L’aspetto che nega più radicalmente il rapporto con l’originaria funzione di consumo è quello armonico. Pur mantenendosi all’interno del tradizionale linguaggio dell’armonia funzionale, Chopin introduce effetti di sospensione determinati dall’impiego abbondante di armonie cromatiche, dissonanze di cui è elusa la risoluzione, accordi dall’esito imprevedibile; persegue, in altri termini, una certa disarticolazione delle funzioni sintattiche che orientano il discorso musicale. La logica e la sintassi armonica classiche ne risultano quindi offuscate o addirittura negate, il percorso armonico si configura “aperto”, mentre per converso vengono esaltati i valori timbrico-coloristici dell’armonia. Ciò avviene, a volte, tramite contaminazioni modali, vale a dire tramite il recupero o le allusioni all’etnofonia polacca (soprattutto nei brani “nazionali” come le polacche e le mazurche); altre volte sono gli ostinati melodico-armonici, lo sfruttamento strutturale delle dissonanze, i collegamenti accordali eterodossi a sospendere le forze cadenzali e a sottrarre il discorso ai rapporti dell’armonia funzionale. Numerosi anche i passi tonalmente ambigui: nel Preludio n. 2, ad esempio, lo slittamento cromatico degli accordi lascia incerta la tonalità fino all’ultima battuta, la sola che contenga una cadenza chiarificatrice.

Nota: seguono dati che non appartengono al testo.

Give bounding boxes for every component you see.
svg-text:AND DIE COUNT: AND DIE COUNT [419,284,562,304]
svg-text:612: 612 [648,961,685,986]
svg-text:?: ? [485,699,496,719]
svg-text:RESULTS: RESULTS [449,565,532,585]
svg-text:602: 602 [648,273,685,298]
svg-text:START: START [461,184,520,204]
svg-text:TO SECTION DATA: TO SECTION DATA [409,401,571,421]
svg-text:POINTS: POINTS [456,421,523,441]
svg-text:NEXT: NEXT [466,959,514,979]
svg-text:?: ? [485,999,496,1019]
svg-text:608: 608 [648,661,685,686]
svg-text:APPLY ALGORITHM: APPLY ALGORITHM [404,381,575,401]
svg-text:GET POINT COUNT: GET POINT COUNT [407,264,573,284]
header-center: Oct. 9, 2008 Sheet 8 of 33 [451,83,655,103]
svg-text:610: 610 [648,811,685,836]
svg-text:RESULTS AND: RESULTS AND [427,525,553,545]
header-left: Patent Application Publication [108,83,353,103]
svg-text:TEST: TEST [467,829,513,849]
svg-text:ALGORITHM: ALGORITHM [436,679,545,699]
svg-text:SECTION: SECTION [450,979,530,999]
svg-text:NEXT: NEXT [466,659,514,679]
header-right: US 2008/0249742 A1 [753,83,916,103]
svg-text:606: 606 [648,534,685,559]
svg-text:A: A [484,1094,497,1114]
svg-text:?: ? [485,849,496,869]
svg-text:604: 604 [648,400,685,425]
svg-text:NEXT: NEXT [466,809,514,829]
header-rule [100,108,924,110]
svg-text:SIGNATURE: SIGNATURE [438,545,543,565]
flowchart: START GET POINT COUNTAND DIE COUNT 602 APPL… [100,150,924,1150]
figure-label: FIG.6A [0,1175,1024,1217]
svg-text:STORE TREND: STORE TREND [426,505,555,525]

All’interno del linguaggio musicale, dunque, Chopin compie una vera rivoluzione, senza che vi siano da parte sua dichiarazioni di intenti o prese di posizione critico-teoriche; la sua arte, infatti, non è fondata su motivazioni poetiche o programmatiche estranee alla musica stessa e, in tal senso, Chopin è figura quanto mai lontana da uno Schumann. Questa autonomia dai riferimenti esterni richiama la grande lezione classica: con quell’arte, la musica di Chopin condivide l’assoluta perfezione formale e il rigore stilistico di un linguaggio che trae le sue regole solo dal proprio interno.